Saturday, April 8.—The sun has been so scorching during our two last drives that we have given ourselves a holiday to-day, and only dawdled about Tours.
We went first to the cathedral, which I never see without increased pleasure. Though nearly four hundred years passed from its commencement in the twelfth century to its completion in the fifteenth, the whole interior is as harmonious as if it had been finished by the artist who began it. I know nothing in Gothic architecture superior to the grandeur, richness, and yet lightness of the choir and eastern apse. Thence we went to St. Julien's, a fine old church of the thirteenth century, desecrated in the Revolution, but now under restoration.
Thence to the Hôtel Gouin, a specimen of the purely domestic architecture of the fifteenth century, covered with elegant tracery and scroll-work in white marble. We ended with Plessis-les-Tours, Louis XI.'s castle, which stands on a flat, somewhat marshy, tongue of land stretching between the Loire and the Cher. All that remains is a small portion of one of the inner courts, probably a guard-room, and a cellar pointed out to us as the prison in which Louis XI kept Cardinal de la Balue for several years. The cellar itself is not bad for a prison of those days, but he is said to have passed his first year or two in a grated vault under the staircase, in which he could neither stand up nor lie at full length.
'It is remarkable,' said Tocqueville, 'that the glorious reigns in French history, such as those of Louis Onze, Louis Quatorze, and Napoleon ended in the utmost misery and exhaustion, while the periods at which we are accustomed to look as those of disturbance and insecurity were those of comparative prosperity and progress. It seems as if tyranny were worse than civil war.'
'And yet,' I said, 'the amount of revenue which these despots managed to squeeze out of France was never large. The taxation under Napoleon was much less than under Louis Philippe.'
'Yes,' said Tocqueville, 'but it was the want of power to tax avowedly that led them into indirect modes of raising money, which were far more mischievous; just as our servants put us to more expense by their jobs than they would do if they simply robbed us to twice the amount of their indirect gains.
'Louis XIV. destroyed all the municipal franchises of France, and paved the way for this centralized tyranny, not from any dislike of municipal elections, but merely in order to be able himself to sell the places which the citizens had been accustomed to grant.'
Sunday, April 9.—Another sultry day. I waited till the sun was low, and then sauntered by the side of the river with Tocqueville.
'The worst faults of this Government,' said Tocqueville, 'are those which do not alarm the public.

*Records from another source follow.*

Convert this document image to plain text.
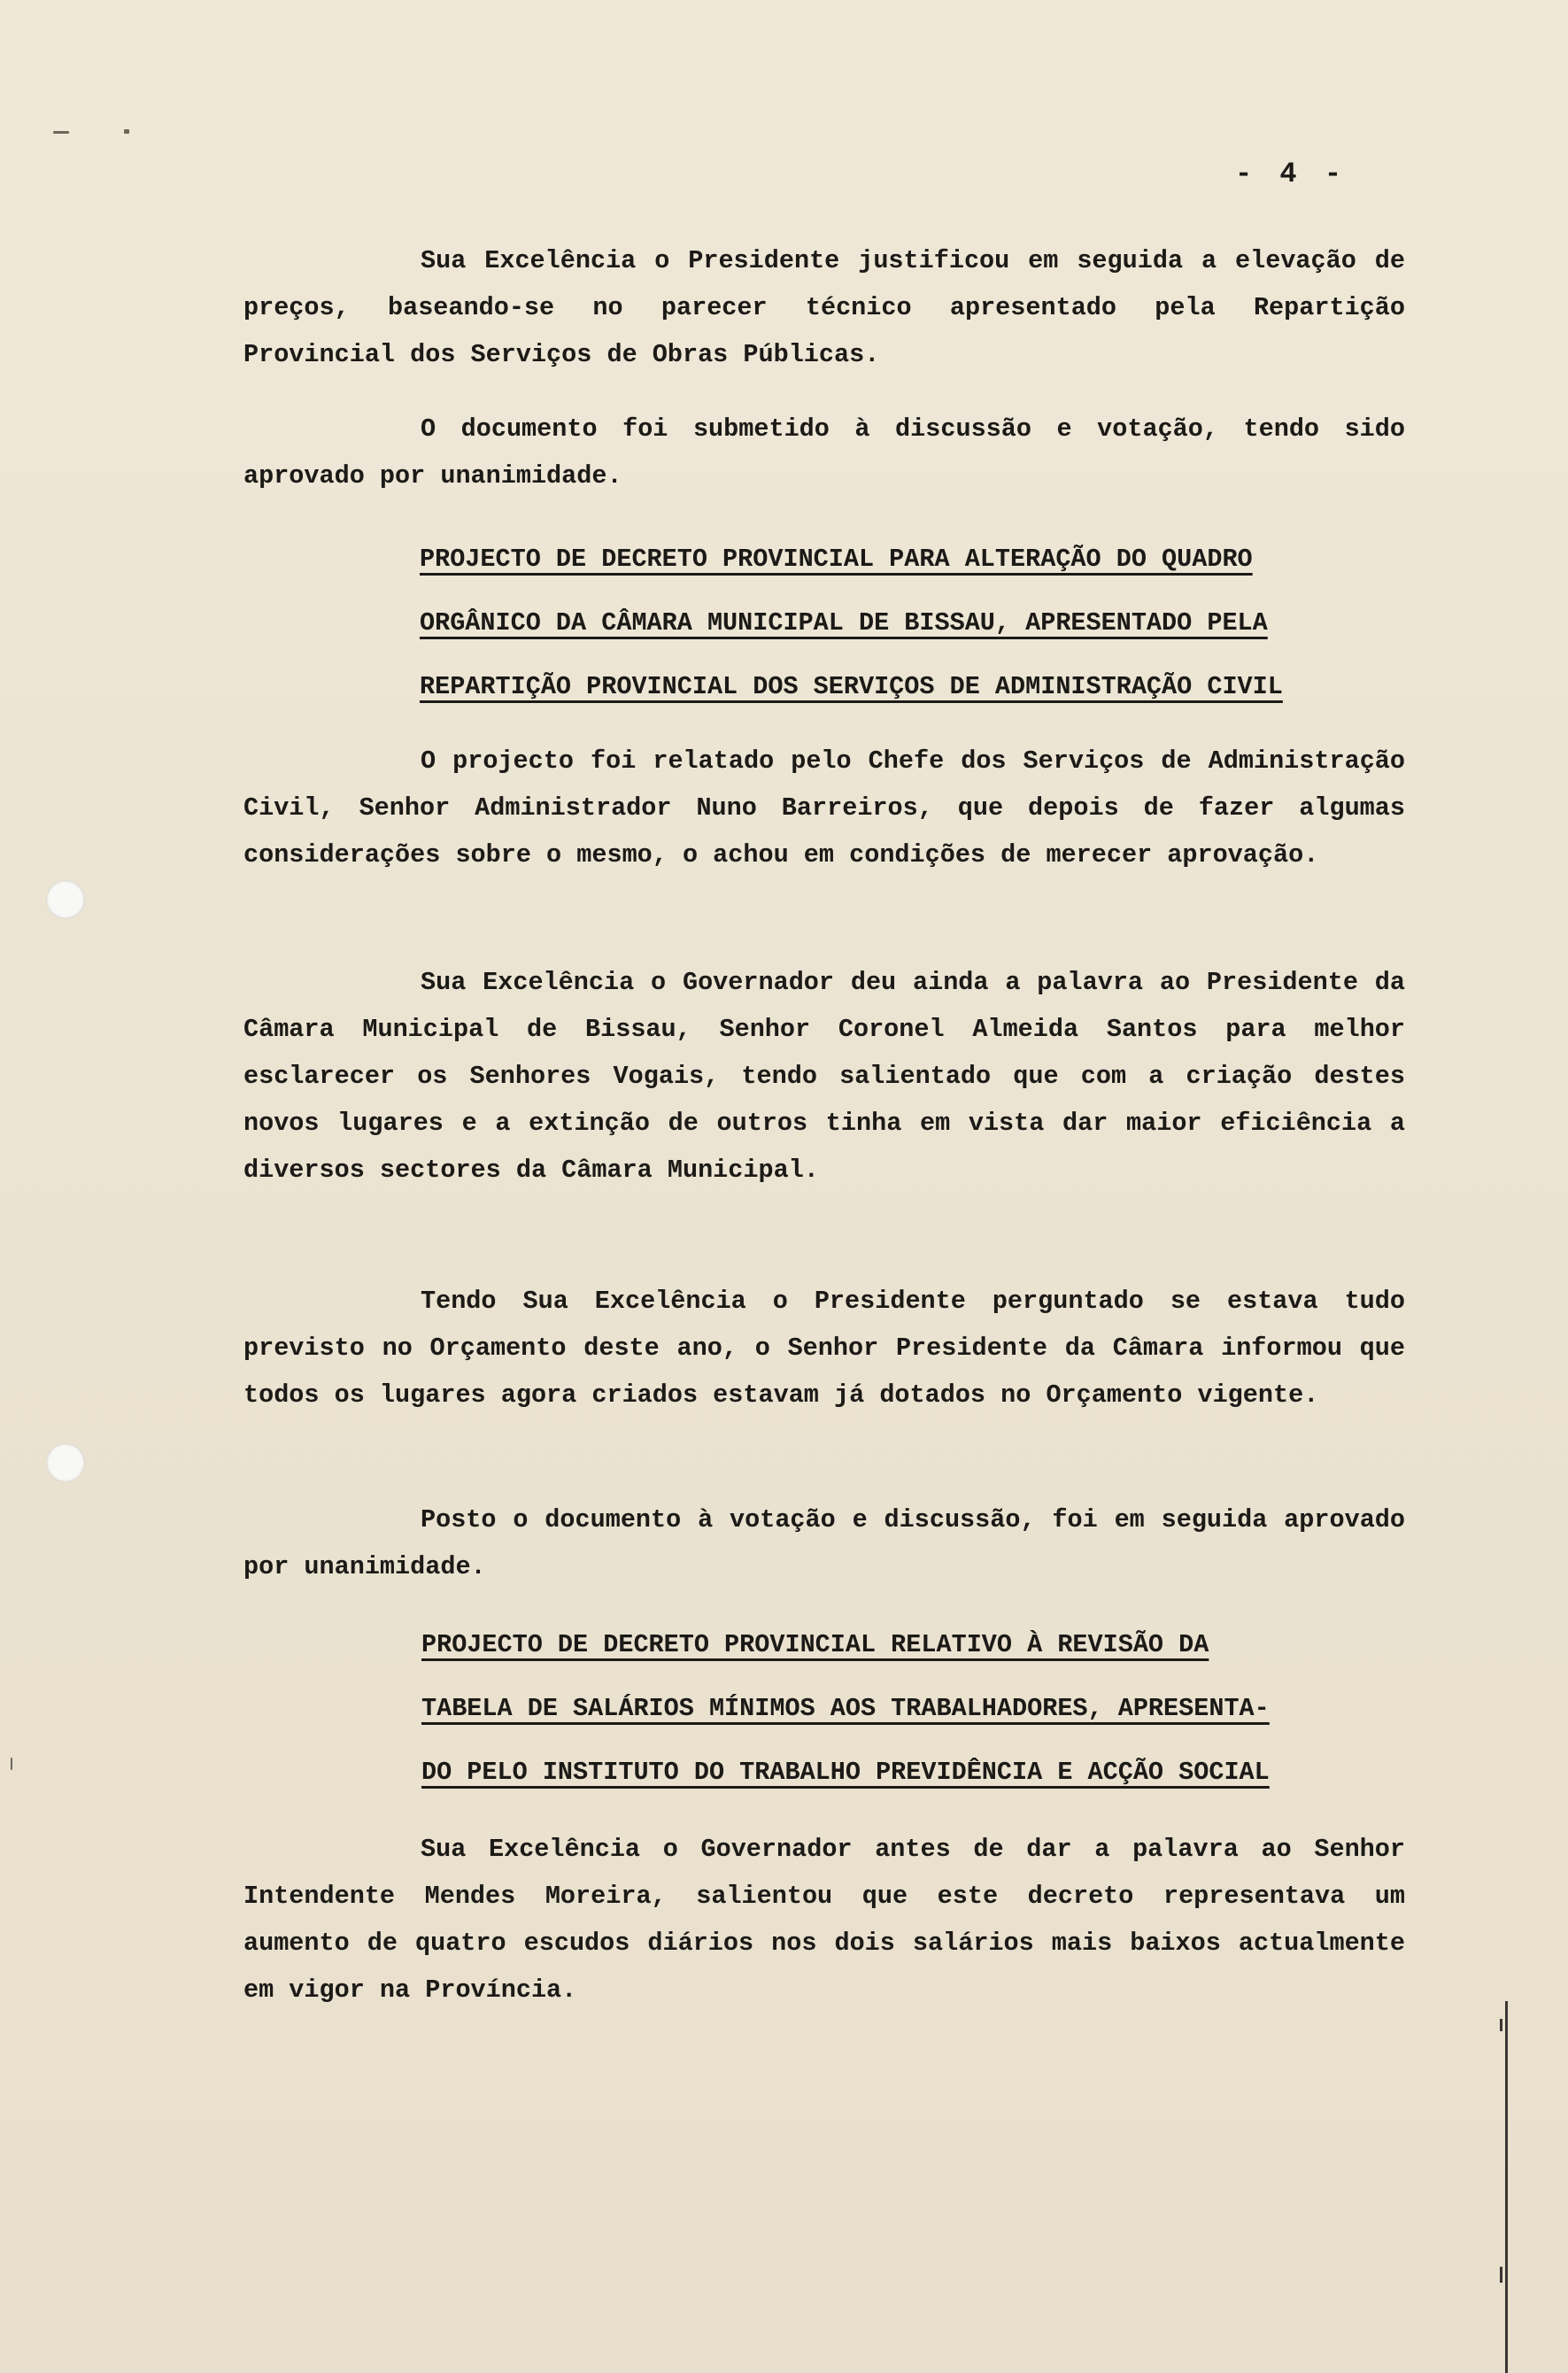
- 4 -
Sua Excelência o Presidente justificou em seguida a elevação de preços, baseando-se no parecer técnico apresentado pela Repartição Provincial dos Serviços de Obras Públicas.
O documento foi submetido à discussão e votação, tendo sido aprovado por unanimidade.
PROJECTO DE DECRETO PROVINCIAL PARA ALTERAÇÃO DO QUADRO
ORGÂNICO DA CÂMARA MUNICIPAL DE BISSAU, APRESENTADO PELA
REPARTIÇÃO PROVINCIAL DOS SERVIÇOS DE ADMINISTRAÇÃO CIVIL
O projecto foi relatado pelo Chefe dos Serviços de Administração Civil, Senhor Administrador Nuno Barreiros, que depois de fazer algumas considerações sobre o mesmo, o achou em condições de merecer aprovação.
Sua Excelência o Governador deu ainda a palavra ao Presidente da Câmara Municipal de Bissau, Senhor Coronel Almeida Santos para melhor esclarecer os Senhores Vogais, tendo salientado que com a criação destes novos lugares e a extinção de outros tinha em vista dar maior eficiência a diversos sectores da Câmara Municipal.
Tendo Sua Excelência o Presidente perguntado se estava tudo previsto no Orçamento deste ano, o Senhor Presidente da Câmara informou que todos os lugares agora criados estavam já dotados no Orçamento vigente.
Posto o documento à votação e discussão, foi em seguida aprovado por unanimidade.
PROJECTO DE DECRETO PROVINCIAL RELATIVO À REVISÃO DA
TABELA DE SALÁRIOS MÍNIMOS AOS TRABALHADORES, APRESENTA-
DO PELO INSTITUTO DO TRABALHO PREVIDÊNCIA E ACÇÃO SOCIAL
Sua Excelência o Governador antes de dar a palavra ao Senhor Intendente Mendes Moreira, salientou que este decreto representava um aumento de quatro escudos diários nos dois salários mais baixos actualmente em vigor na Província.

'It is depriving us of the local franchises and local self-government which we have extorted from the central power in a struggle of forty years. The Restoration and the Government of July were as absolute centralizers as Napoleon himself. The local power which they were forced to surrender they made over to the narrow pays légal, the privileged ten-pounders, who were then attempting to govern France. The Republic gave the name of Conseils-généraux to the people, and thus dethroned the notaires who had governed those assemblies when they represented only the bourgeoisie. The Republic made the maires elective. The Republic placed education in the hands of local authorities. Under its influence, the communes, the cantons, and the departments were becoming real administrative bodies. They are now mere geographical divisions. The préfet appoints the maires. The préfet appoints in every canton a commissaire de police—seldom a respectable man, as the office is not honourable. The gardes champêtres, who are our local police, are put under his control. The recteur, who was a sort of local Minister of Education in every department, is suppressed. His powers are transferred to the préfet. The préfet appoints, promotes, and dismisses all the masters of the écoles primaires. He has the power to convert the commune into a mere unorganised aggregation of individuals, by dismissing every communal functionary, and placing its concerns in the hands of his own nominees. There are many hundreds of communes that have been thus treated, and whose masters now are uneducated peasants. The préfet can dissolve the Conseil-général of his department and, although he cannot directly name its successors, he does so virtually.